I was thinking about this, and the way the Russians have these things just wide open for everyone to see, it wouldn't take much to set them off. An old, cheap, RPG shot from 500-1000m away would do the trick.
 
More ammo depots were hit, this time in Crimea. There are some reports that it might be guerrilla warfare this time.

I was thinking about this, and the way the Russians have these things just wide open for everyone to see, it wouldn't take much to set them off. An old, cheap, RPG shot from 500-1000m away would do the trick.

According to Trent Telenko a high percentage of Russian artillery ammunition is so old it has gotten unstable. They realized this back in 2013, but haven't been able to do anything about it.

It is possible they are digging deep enough into the old stockpile they are moving some unstable ammunition that is going off on its own. However, Russian ammunition is so easy to set off that it doesn't take much.

One advantage of NATO ammunition is the US came up with artillery ammo after an accident some years ago that is very difficult to set off without the fuze installed.
 
An old, cheap, RPG shot from 500-1000m away would do the trick.

Old, cheap RPGs have an effective range of about 330m. Max rge 500m. I personally wouldn't use one beyond about a hundred meters, it's very hard to hit a target with deadly accuracy beyond perhaps 50m.
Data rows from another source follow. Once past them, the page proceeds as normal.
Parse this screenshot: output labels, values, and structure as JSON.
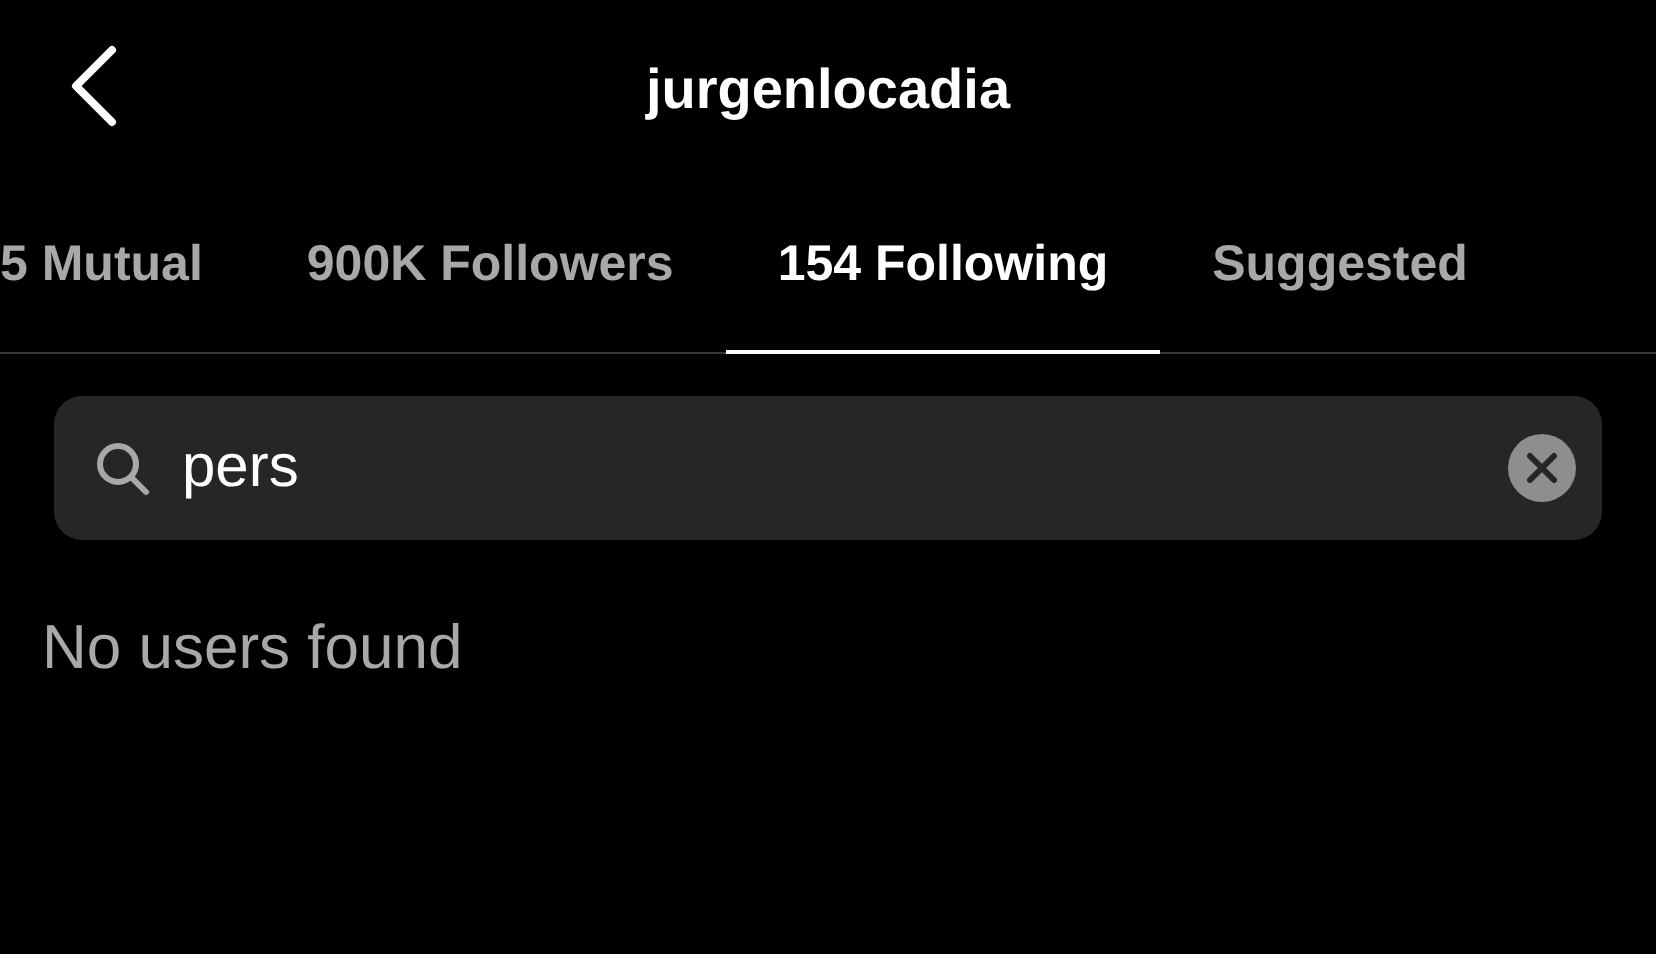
{
  "header": {
    "title": "jurgenlocadia"
  },
  "tabs": [
    {
      "label": "5 Mutual",
      "selected": false
    },
    {
      "label": "900K Followers",
      "selected": false
    },
    {
      "label": "154 Following",
      "selected": true
    },
    {
      "label": "Suggested",
      "selected": false
    }
  ],
  "search": {
    "value": "pers"
  },
  "empty_message": "No users found"
}
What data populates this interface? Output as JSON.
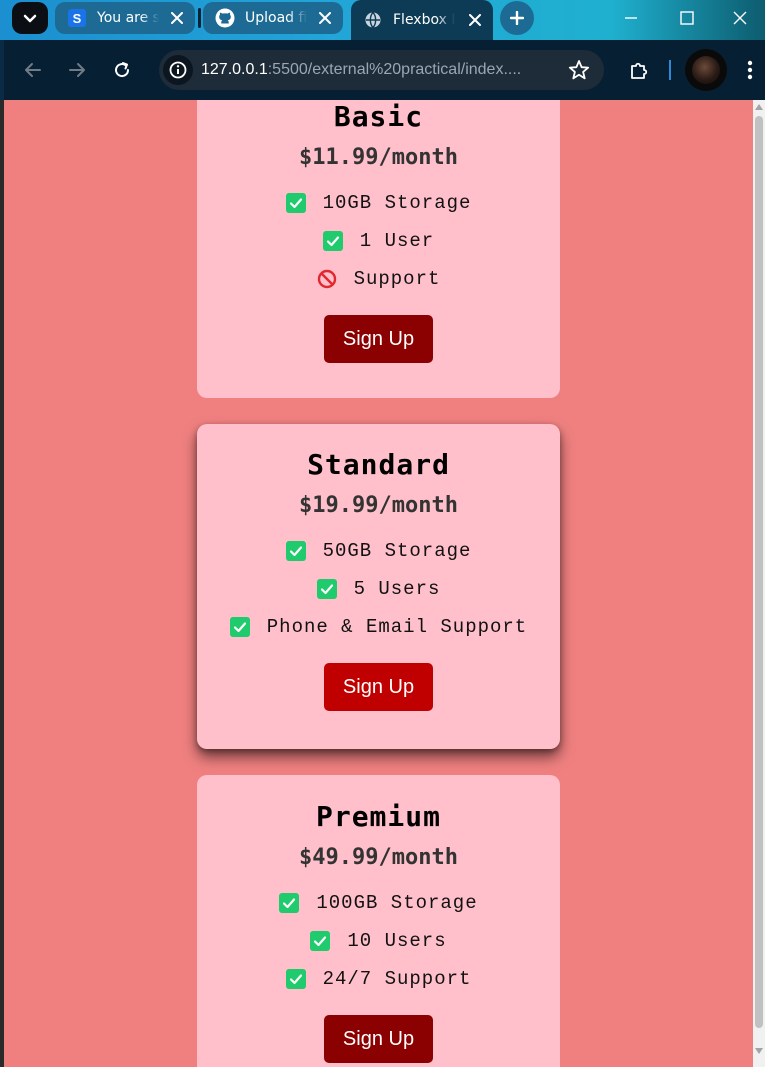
{
  "browser": {
    "tabs": [
      {
        "title": "You are s",
        "favicon": "s-letter-icon",
        "active": false
      },
      {
        "title": "Upload fi",
        "favicon": "github-icon",
        "active": false
      },
      {
        "title": "Flexbox P",
        "favicon": "globe-icon",
        "active": true
      }
    ],
    "url_host": "127.0.0.1",
    "url_rest": ":5500/external%20practical/index...."
  },
  "plans": [
    {
      "name": "Basic",
      "price": "$11.99/month",
      "features": [
        {
          "text": "10GB Storage",
          "icon": "check-icon"
        },
        {
          "text": "1 User",
          "icon": "check-icon"
        },
        {
          "text": "Support",
          "icon": "prohibited-icon"
        }
      ],
      "button": "Sign Up",
      "button_color": "#8b0000"
    },
    {
      "name": "Standard",
      "price": "$19.99/month",
      "features": [
        {
          "text": "50GB Storage",
          "icon": "check-icon"
        },
        {
          "text": "5 Users",
          "icon": "check-icon"
        },
        {
          "text": "Phone & Email Support",
          "icon": "check-icon"
        }
      ],
      "button": "Sign Up",
      "button_color": "#c00000"
    },
    {
      "name": "Premium",
      "price": "$49.99/month",
      "features": [
        {
          "text": "100GB Storage",
          "icon": "check-icon"
        },
        {
          "text": "10 Users",
          "icon": "check-icon"
        },
        {
          "text": "24/7 Support",
          "icon": "check-icon"
        }
      ],
      "button": "Sign Up",
      "button_color": "#8b0000"
    }
  ],
  "colors": {
    "page_background": "#f08080",
    "card_background": "#ffc0cb",
    "check_green": "#1fcb6c"
  }
}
In Viet Nam, the one that hit my friend's M-48 Sheridan was fired point-blank from forest cover (he said his ears never stopped ringing afterward).
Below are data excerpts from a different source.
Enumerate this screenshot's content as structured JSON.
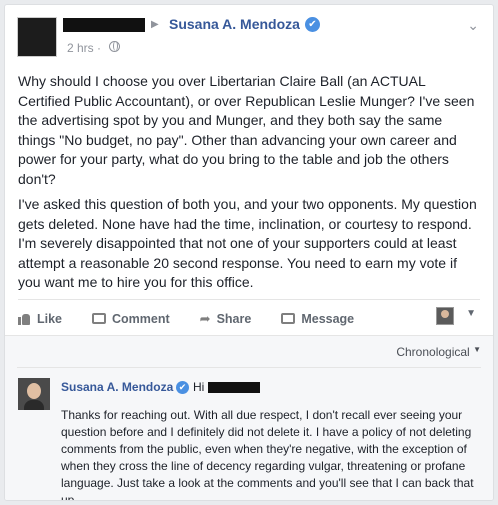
{
  "post": {
    "page_name": "Susana A. Mendoza",
    "verified_mark": "✔",
    "timestamp": "2 hrs ·",
    "body": [
      "Why should I choose you over Libertarian Claire Ball (an ACTUAL Certified Public Accountant), or over Republican Leslie Munger? I've seen the advertising spot by you and Munger, and they both say the same things \"No budget, no pay\". Other than advancing your own career and power for your party, what do you bring to the table and job the others don't?",
      "I've asked this question of both you, and your two opponents. My question gets deleted. None have had the time, inclination, or courtesy to respond. I'm severely disappointed that not one of your supporters could at least attempt a reasonable 20 second response. You need to earn my vote if you want me to hire you for this office."
    ]
  },
  "actions": {
    "like": "Like",
    "comment": "Comment",
    "share": "Share",
    "message": "Message"
  },
  "comments": {
    "order_label": "Chronological",
    "items": [
      {
        "author": "Susana A. Mendoza",
        "verified_mark": "✔",
        "greeting": "Hi",
        "text": "Thanks for reaching out. With all due respect, I don't recall ever seeing your question before and I definitely did not delete it. I have a policy of not deleting comments from the public, even when they're negative, with the exception of when they cross the line of decency regarding vulgar, threatening or profane language. Just take a look at the comments and you'll see that I can back that up."
      }
    ]
  },
  "icons": [
    "globe-icon",
    "chevron-down-icon",
    "like-icon",
    "comment-icon",
    "share-icon",
    "message-icon",
    "verified-icon"
  ],
  "colors": {
    "link": "#365899",
    "verified": "#4a90e2",
    "muted": "#90949c"
  }
}
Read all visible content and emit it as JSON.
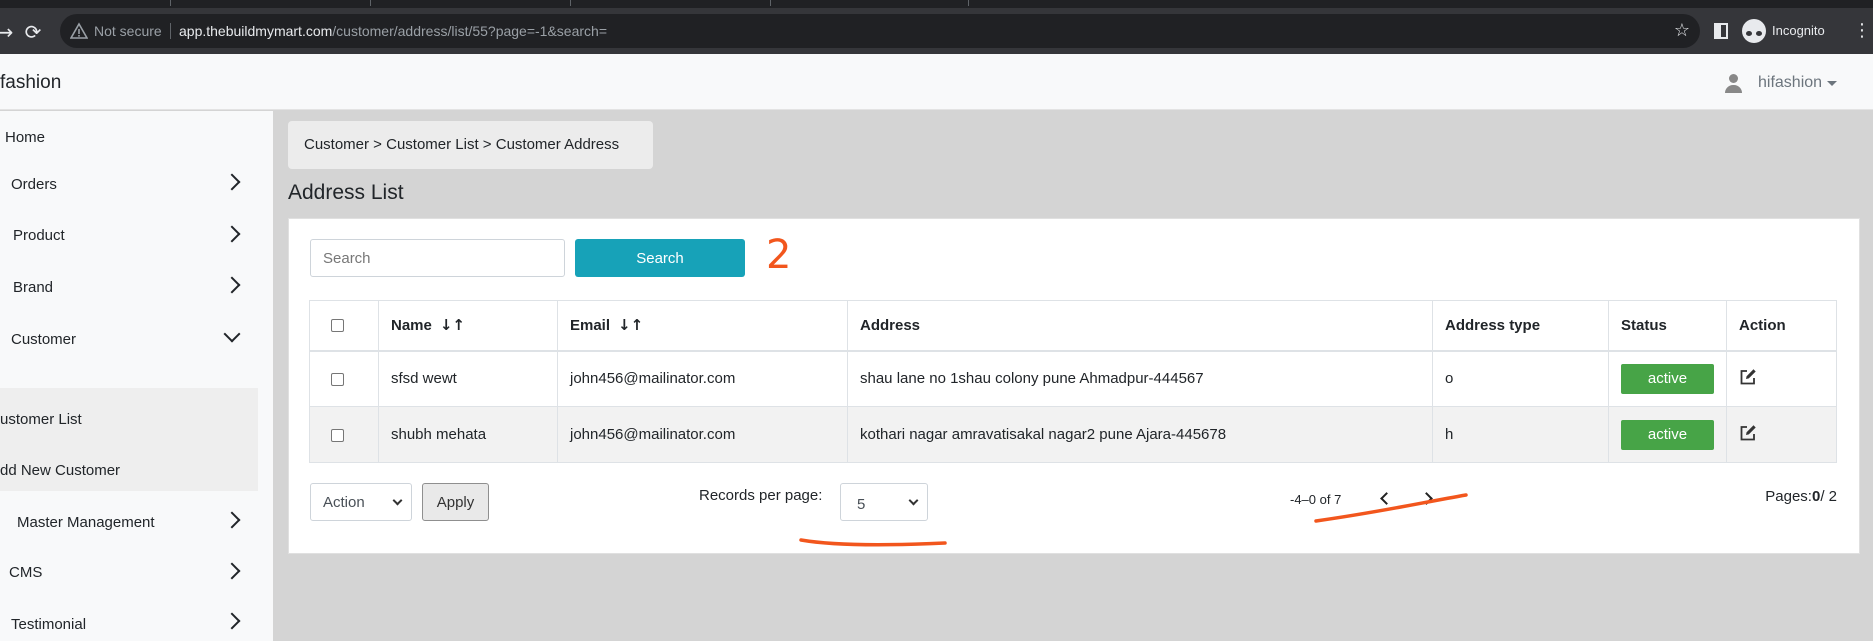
{
  "browser": {
    "security_label": "Not secure",
    "url_host": "app.thebuildmymart.com",
    "url_path": "/customer/address/list/55?page=-1&search=",
    "incognito_label": "Incognito"
  },
  "app": {
    "brand": "fashion",
    "user_name": "hifashion"
  },
  "sidebar": {
    "items": [
      {
        "label": "Home"
      },
      {
        "label": "Orders"
      },
      {
        "label": "Product"
      },
      {
        "label": "Brand"
      },
      {
        "label": "Customer"
      },
      {
        "label": "Master Management"
      },
      {
        "label": "CMS"
      },
      {
        "label": "Testimonial"
      }
    ],
    "customer_submenu": [
      {
        "label": "ustomer List"
      },
      {
        "label": "dd New Customer"
      }
    ]
  },
  "breadcrumb": "Customer > Customer List > Customer Address",
  "page_title": "Address List",
  "search": {
    "placeholder": "Search",
    "button_label": "Search"
  },
  "table": {
    "headers": {
      "name": "Name",
      "email": "Email",
      "address": "Address",
      "address_type": "Address type",
      "status": "Status",
      "action": "Action"
    },
    "sort_glyph": "↓↑",
    "rows": [
      {
        "name": "sfsd wewt",
        "email": "john456@mailinator.com",
        "address": "shau lane no 1shau colony pune Ahmadpur-444567",
        "address_type": "o",
        "status": "active"
      },
      {
        "name": "shubh mehata",
        "email": "john456@mailinator.com",
        "address": "kothari nagar amravatisakal nagar2 pune Ajara-445678",
        "address_type": "h",
        "status": "active"
      }
    ]
  },
  "footer": {
    "bulk_action_value": "Action",
    "apply_label": "Apply",
    "records_per_page_label": "Records per page:",
    "records_per_page_value": "5",
    "range_text": "-4–0 of 7",
    "pages_prefix": "Pages:",
    "current_page": "0",
    "pages_suffix": "/ 2"
  },
  "annotations": {
    "color": "#f2561d",
    "number": "2"
  }
}
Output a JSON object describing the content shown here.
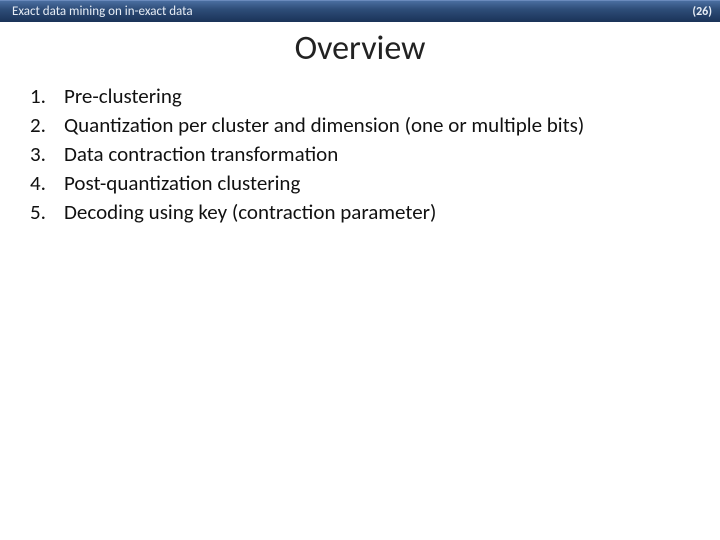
{
  "header": {
    "title": "Exact data mining on in-exact data",
    "page_indicator": "(26)"
  },
  "slide": {
    "title": "Overview",
    "steps": [
      "Pre-clustering",
      "Quantization per cluster and dimension (one or multiple bits)",
      "Data contraction transformation",
      "Post-quantization clustering",
      "Decoding using key (contraction parameter)"
    ]
  }
}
TL;dr not an easy thing to be a partisan, behind enemy lines.
 
According to Trent Telenko a high percentage of Russian artillery ammunition is so old it has gotten unstable. They realized this back in 2013, but haven't been able to do anything about it.

It is possible they are digging deep enough into the old stockpile they are moving some unstable ammunition that is going off on its own. However, Russian ammunition is so easy to set off that it doesn't take much.

One advantage of NATO ammunition is the US came up with artillery ammo after an accident some years ago that is very difficult to set off without the fuze installed.

Even better, they Russians might be blowing up themselves with no help. That's karma.
 
Old, cheap RPGs have an effective range of about 330m. Max rge 500m. I personally wouldn't use one beyond about a hundred meters, it's very hard to hit a target with deadly accuracy beyond perhaps 50m.

In Viet Nam, the one that hit my friend's M-48 Sheridan was fired point-blank from forest cover (he said his ears never stopped ringing afterward).

TL;dr not an easy thing to be a partisan, behind enemy lines.

It's very risky. But it's something the Ukrainians have a lot of experience doing. They bore the brunt of Soviet partisan activity in WW II.

Even better, they Russians might be blowing up themselves with no help. That's karma.

Yup!
 
After ignoring many years of warnings of risk of blackmail from dangerous addiction to cheap Russian NG…

Hopefully Germany/Europe has a mild winter like the last. 2 LNG floating terminals will be online by the end of this year and another 2 apparently sometime next year.
I think the belief back when they started was that by buying NG from Russia, Russia would be dependent on the cash inflow and would decide that being a partner was more advantageous than being an enemy. They neglected the unhinged homicidal maniac aspect of Russian dictators. But they should have had gamed this scenario and how to provide for their own citizens needs during yet another insane war and bizarre threats by Putin.